Так вот, реальный пример.
Жила-была в индустриальном гиганте Челябинске девушка. Умница, красавица, студентка музучилища по специальности хорового дирижирования, яркий талант, вокальный диапазон в три октавы – казалось бы, перспективы бесконечные и одна другой краше.
И вот, после третьего курса ей предлагают поступать в Московскую консерваторию на вокал (берут без экзаменов). Она отказывается и продолжает учебу по специальности.
В чем катастрофа? – спросите вы. – С ней же ничего страшного не произошло: цела и невредима, вся жизнь впереди, не за горами «красный диплом» (впрочем, из-за одной лишней «четверки» она его так и не получила), в чем катастрофа-то?
А в том, что, отказавшись от поступления в престижный музыкальный вуз, она, как показали дальнейшие события, отвергла возможность состояться в музыкальной сфере, хоть и не по той специальности, по которой обучалась ранее. То, что существовало в виде возможности, неслышно рассыпалось в прах, когда она приняла решение отказаться. Ее музыкальная карьера потерпела крах именно тогда, потому что второго такого шанса у нее уже больше никогда не было.
Кто знает, какие искушения ее ждали на том пути, но, скорее всего, тех трагических событий, которые произошли с ней в дальнейшем, ей удалось бы избежать. Уехала бы она тогда в Москву и никогда не встретилась бы с человеком, сыгравшим в ее судьбе роковую роль. Сознавала ли она тогда, что произошла катастрофа всей ее жизни? Чувствовала ли? Нет. Великое видится на расстоянии? Роковое тоже.
Впрочем, это был не последний шанс и далеко не последняя катастрофа. По окончании училища, после провала в Ектеринбургскую консерваторию, куда девушка поехала поступать по той же дирижерской специальности, она становится церковной певчей и всерьез начинает готовиться к поступлению на регентские курсы при МДС. Скорее всего, что она поехала бы и, несомненно, поступила… бы. Но… успела познакомиться с одним человеком, который, будучи намного ее старше (на 16 лет), сумел вскружить ей на свой счет голову, а от поступления на регентские курсы отговорил. Впрочем, не его шарм сыграл решающую роль в том, что она отказалась от поступления, а затем переступила определенную черту в отношениях, но слова приятеля этого уже немолодого и стабильно спивавшегося мужчины: «Он же без тебя пропадет!»

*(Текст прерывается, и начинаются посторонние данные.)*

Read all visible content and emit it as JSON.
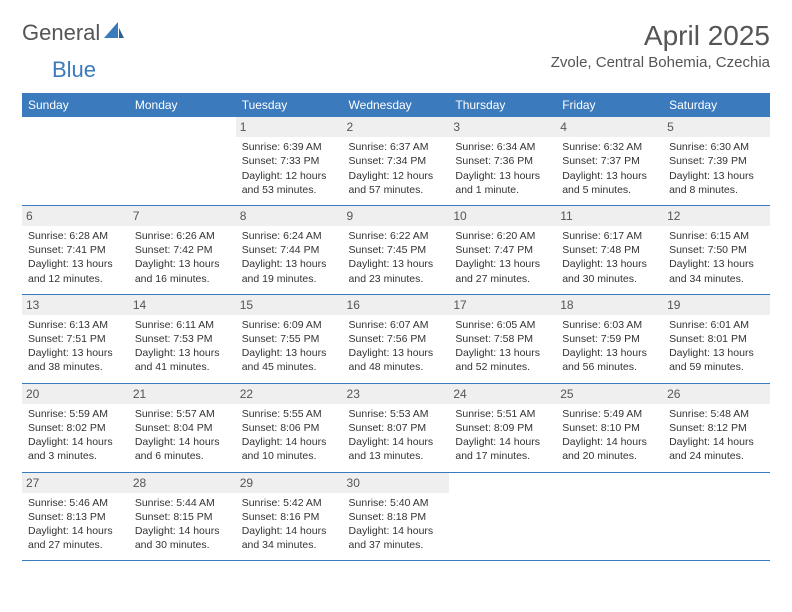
{
  "brand": {
    "part1": "General",
    "part2": "Blue"
  },
  "header": {
    "month_title": "April 2025",
    "location": "Zvole, Central Bohemia, Czechia"
  },
  "colors": {
    "header_bg": "#3a7abd",
    "header_fg": "#ffffff",
    "daynum_bg": "#efefef",
    "text": "#333333",
    "title": "#555555"
  },
  "daynames": [
    "Sunday",
    "Monday",
    "Tuesday",
    "Wednesday",
    "Thursday",
    "Friday",
    "Saturday"
  ],
  "weeks": [
    [
      null,
      null,
      {
        "n": "1",
        "sr": "6:39 AM",
        "ss": "7:33 PM",
        "dl": "12 hours and 53 minutes."
      },
      {
        "n": "2",
        "sr": "6:37 AM",
        "ss": "7:34 PM",
        "dl": "12 hours and 57 minutes."
      },
      {
        "n": "3",
        "sr": "6:34 AM",
        "ss": "7:36 PM",
        "dl": "13 hours and 1 minute."
      },
      {
        "n": "4",
        "sr": "6:32 AM",
        "ss": "7:37 PM",
        "dl": "13 hours and 5 minutes."
      },
      {
        "n": "5",
        "sr": "6:30 AM",
        "ss": "7:39 PM",
        "dl": "13 hours and 8 minutes."
      }
    ],
    [
      {
        "n": "6",
        "sr": "6:28 AM",
        "ss": "7:41 PM",
        "dl": "13 hours and 12 minutes."
      },
      {
        "n": "7",
        "sr": "6:26 AM",
        "ss": "7:42 PM",
        "dl": "13 hours and 16 minutes."
      },
      {
        "n": "8",
        "sr": "6:24 AM",
        "ss": "7:44 PM",
        "dl": "13 hours and 19 minutes."
      },
      {
        "n": "9",
        "sr": "6:22 AM",
        "ss": "7:45 PM",
        "dl": "13 hours and 23 minutes."
      },
      {
        "n": "10",
        "sr": "6:20 AM",
        "ss": "7:47 PM",
        "dl": "13 hours and 27 minutes."
      },
      {
        "n": "11",
        "sr": "6:17 AM",
        "ss": "7:48 PM",
        "dl": "13 hours and 30 minutes."
      },
      {
        "n": "12",
        "sr": "6:15 AM",
        "ss": "7:50 PM",
        "dl": "13 hours and 34 minutes."
      }
    ],
    [
      {
        "n": "13",
        "sr": "6:13 AM",
        "ss": "7:51 PM",
        "dl": "13 hours and 38 minutes."
      },
      {
        "n": "14",
        "sr": "6:11 AM",
        "ss": "7:53 PM",
        "dl": "13 hours and 41 minutes."
      },
      {
        "n": "15",
        "sr": "6:09 AM",
        "ss": "7:55 PM",
        "dl": "13 hours and 45 minutes."
      },
      {
        "n": "16",
        "sr": "6:07 AM",
        "ss": "7:56 PM",
        "dl": "13 hours and 48 minutes."
      },
      {
        "n": "17",
        "sr": "6:05 AM",
        "ss": "7:58 PM",
        "dl": "13 hours and 52 minutes."
      },
      {
        "n": "18",
        "sr": "6:03 AM",
        "ss": "7:59 PM",
        "dl": "13 hours and 56 minutes."
      },
      {
        "n": "19",
        "sr": "6:01 AM",
        "ss": "8:01 PM",
        "dl": "13 hours and 59 minutes."
      }
    ],
    [
      {
        "n": "20",
        "sr": "5:59 AM",
        "ss": "8:02 PM",
        "dl": "14 hours and 3 minutes."
      },
      {
        "n": "21",
        "sr": "5:57 AM",
        "ss": "8:04 PM",
        "dl": "14 hours and 6 minutes."
      },
      {
        "n": "22",
        "sr": "5:55 AM",
        "ss": "8:06 PM",
        "dl": "14 hours and 10 minutes."
      },
      {
        "n": "23",
        "sr": "5:53 AM",
        "ss": "8:07 PM",
        "dl": "14 hours and 13 minutes."
      },
      {
        "n": "24",
        "sr": "5:51 AM",
        "ss": "8:09 PM",
        "dl": "14 hours and 17 minutes."
      },
      {
        "n": "25",
        "sr": "5:49 AM",
        "ss": "8:10 PM",
        "dl": "14 hours and 20 minutes."
      },
      {
        "n": "26",
        "sr": "5:48 AM",
        "ss": "8:12 PM",
        "dl": "14 hours and 24 minutes."
      }
    ],
    [
      {
        "n": "27",
        "sr": "5:46 AM",
        "ss": "8:13 PM",
        "dl": "14 hours and 27 minutes."
      },
      {
        "n": "28",
        "sr": "5:44 AM",
        "ss": "8:15 PM",
        "dl": "14 hours and 30 minutes."
      },
      {
        "n": "29",
        "sr": "5:42 AM",
        "ss": "8:16 PM",
        "dl": "14 hours and 34 minutes."
      },
      {
        "n": "30",
        "sr": "5:40 AM",
        "ss": "8:18 PM",
        "dl": "14 hours and 37 minutes."
      },
      null,
      null,
      null
    ]
  ],
  "labels": {
    "sunrise": "Sunrise:",
    "sunset": "Sunset:",
    "daylight": "Daylight:"
  }
}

И в дальнейшем, когда ей с ним пришлось не слишком-то весело шагать по просторам и петь хором на различных приходах, перебираясь из одной епархии в другую, она свою жизнь как катастрофу старалась не воспринимать, при всей ее очевидности, ощутимости и «небесшумности». Даже когда он допился-таки до летального исхода от алкогольного отравления и она осталась с одной четырехлетней дочуркой на руках, а с другой под сердцем. Впрочем, это был не конец, и не самое страшное в ее жизни (главная катастрофа была впереди), но здесь «не формат», что называется, об этом рассказывать.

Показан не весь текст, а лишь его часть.